There’s nothing wrong with wanting to go the AGPL route and forcing everyone into open source, but that makes it much harder to use these tools at work, which often kills the motivation behind building them in the first place.
I tend to be of the opinion that community tools should be GPL/AGPL, while libraries can be anything. It works as a compromise for both - so devs can have an easier time at work while also forcing contributions back to community-developed tools.
Edit: I should also mention dual licensed AGPL/paid commercial. That model is probably my favorite, but unfortunately uncommon.
Fully agreed, though I must say this, if you truly believe in the spirit of free software and, let’s also be honest and add, can afford not to bend for the convenience of others (maybe you get funded through donations and/or grants), then you have the opportunity to make a piece of software so good, be it application or library, that it’ll be hard for competition to come up with something better and proprietary, that’s how it is for those instances where companies were sued for using them and not providing the source, e.g. Linux and John Deere is the last I remember.
It is that nature of copyleft that the more it spreads, the more it will enable for a culture shift, when people are faced with the inevitable conflict of the idea of keeping everything behind closed doors and not being allowed to if they want to take the easy way out, they might give it an actual thought or they’ll try to be unfair and use without giving back, showing their true greedy colours. I’m not a purist by any means, as much as I’d like to, but that is the kind of world I’d like to live in
I’ve been thinking about using business source license for my projects.

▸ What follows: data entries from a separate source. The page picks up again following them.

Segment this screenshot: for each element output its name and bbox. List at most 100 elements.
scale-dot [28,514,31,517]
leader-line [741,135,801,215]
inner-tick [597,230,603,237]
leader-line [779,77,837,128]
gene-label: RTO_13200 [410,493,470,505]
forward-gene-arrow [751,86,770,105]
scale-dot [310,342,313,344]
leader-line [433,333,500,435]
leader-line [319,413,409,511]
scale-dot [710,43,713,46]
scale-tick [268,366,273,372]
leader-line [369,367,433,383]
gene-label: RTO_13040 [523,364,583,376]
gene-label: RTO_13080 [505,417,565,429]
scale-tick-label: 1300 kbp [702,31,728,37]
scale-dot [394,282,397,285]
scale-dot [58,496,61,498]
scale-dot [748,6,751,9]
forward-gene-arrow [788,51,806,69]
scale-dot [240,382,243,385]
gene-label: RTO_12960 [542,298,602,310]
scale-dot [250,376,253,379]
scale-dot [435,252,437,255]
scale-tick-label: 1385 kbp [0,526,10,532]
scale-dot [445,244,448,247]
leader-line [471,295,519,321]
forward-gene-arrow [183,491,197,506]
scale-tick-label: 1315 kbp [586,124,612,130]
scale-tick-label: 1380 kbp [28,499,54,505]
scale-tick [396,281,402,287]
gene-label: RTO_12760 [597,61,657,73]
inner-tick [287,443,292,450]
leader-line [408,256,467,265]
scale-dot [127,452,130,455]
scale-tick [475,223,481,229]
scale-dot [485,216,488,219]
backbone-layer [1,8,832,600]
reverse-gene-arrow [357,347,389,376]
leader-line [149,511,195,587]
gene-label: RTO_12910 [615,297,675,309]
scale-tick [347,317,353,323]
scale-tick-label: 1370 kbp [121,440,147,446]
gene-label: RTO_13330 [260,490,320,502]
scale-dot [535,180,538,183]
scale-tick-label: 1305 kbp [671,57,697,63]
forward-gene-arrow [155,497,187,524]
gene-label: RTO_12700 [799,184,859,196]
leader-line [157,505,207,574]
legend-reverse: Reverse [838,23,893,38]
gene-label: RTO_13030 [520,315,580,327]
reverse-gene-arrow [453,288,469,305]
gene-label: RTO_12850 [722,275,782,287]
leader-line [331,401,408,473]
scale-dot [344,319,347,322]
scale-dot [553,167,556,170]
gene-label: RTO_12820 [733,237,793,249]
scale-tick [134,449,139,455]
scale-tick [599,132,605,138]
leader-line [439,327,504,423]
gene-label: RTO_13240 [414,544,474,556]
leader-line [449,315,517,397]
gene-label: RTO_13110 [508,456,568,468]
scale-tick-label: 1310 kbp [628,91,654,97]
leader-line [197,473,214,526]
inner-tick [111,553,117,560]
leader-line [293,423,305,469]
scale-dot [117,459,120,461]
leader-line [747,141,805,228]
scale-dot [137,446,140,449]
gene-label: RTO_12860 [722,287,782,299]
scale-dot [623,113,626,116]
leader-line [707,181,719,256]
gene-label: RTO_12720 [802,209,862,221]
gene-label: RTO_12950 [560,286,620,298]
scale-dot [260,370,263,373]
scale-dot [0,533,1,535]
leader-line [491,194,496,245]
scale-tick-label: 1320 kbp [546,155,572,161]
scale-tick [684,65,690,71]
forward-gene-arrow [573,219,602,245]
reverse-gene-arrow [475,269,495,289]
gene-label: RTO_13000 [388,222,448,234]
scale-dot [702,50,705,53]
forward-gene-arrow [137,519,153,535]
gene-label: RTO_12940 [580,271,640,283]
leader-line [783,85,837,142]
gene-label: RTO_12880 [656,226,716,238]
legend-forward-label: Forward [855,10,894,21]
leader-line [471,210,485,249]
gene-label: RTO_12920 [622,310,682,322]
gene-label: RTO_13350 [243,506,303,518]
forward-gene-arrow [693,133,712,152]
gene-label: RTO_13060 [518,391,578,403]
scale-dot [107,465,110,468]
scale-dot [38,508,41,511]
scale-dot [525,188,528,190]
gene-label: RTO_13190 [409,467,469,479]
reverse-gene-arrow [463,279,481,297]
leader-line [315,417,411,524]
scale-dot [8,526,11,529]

Fuck MAGAF and other companies for taking advantage of opensource devs, making billions and not wanting to contribute back or even support the dev.
Once the Post-Open license is finalised, there’s a good chance it’ll become my default instead of AGPL or BSL.
Oh, interesting. Bruce Perens (co-founder of the Open Source Initiative) was involved BUSL (BSL) and Post-Open.
TIL about Post-Open license. I’ve also been looking at BSL and FUTO’s Source First license.
These are good in a more hands on way, but it is hard there to understand the conceptual difference between MIT and EUPL. So, I deliberately didn’t go in to the details, since there are a lot of tools for that. I aimed for a higher level, since I find people often have missed that.
I just wanted to add an additional resource related to the topic.
There’s a lot more variance in the specifics, but I think for an overview like this it’s certainly missing dual-licensing and “business-open” licenses like “readable but limited now, but free software two years from now”.
But I guess with the specific target audience of this post the reduction for simplicity is a good thing.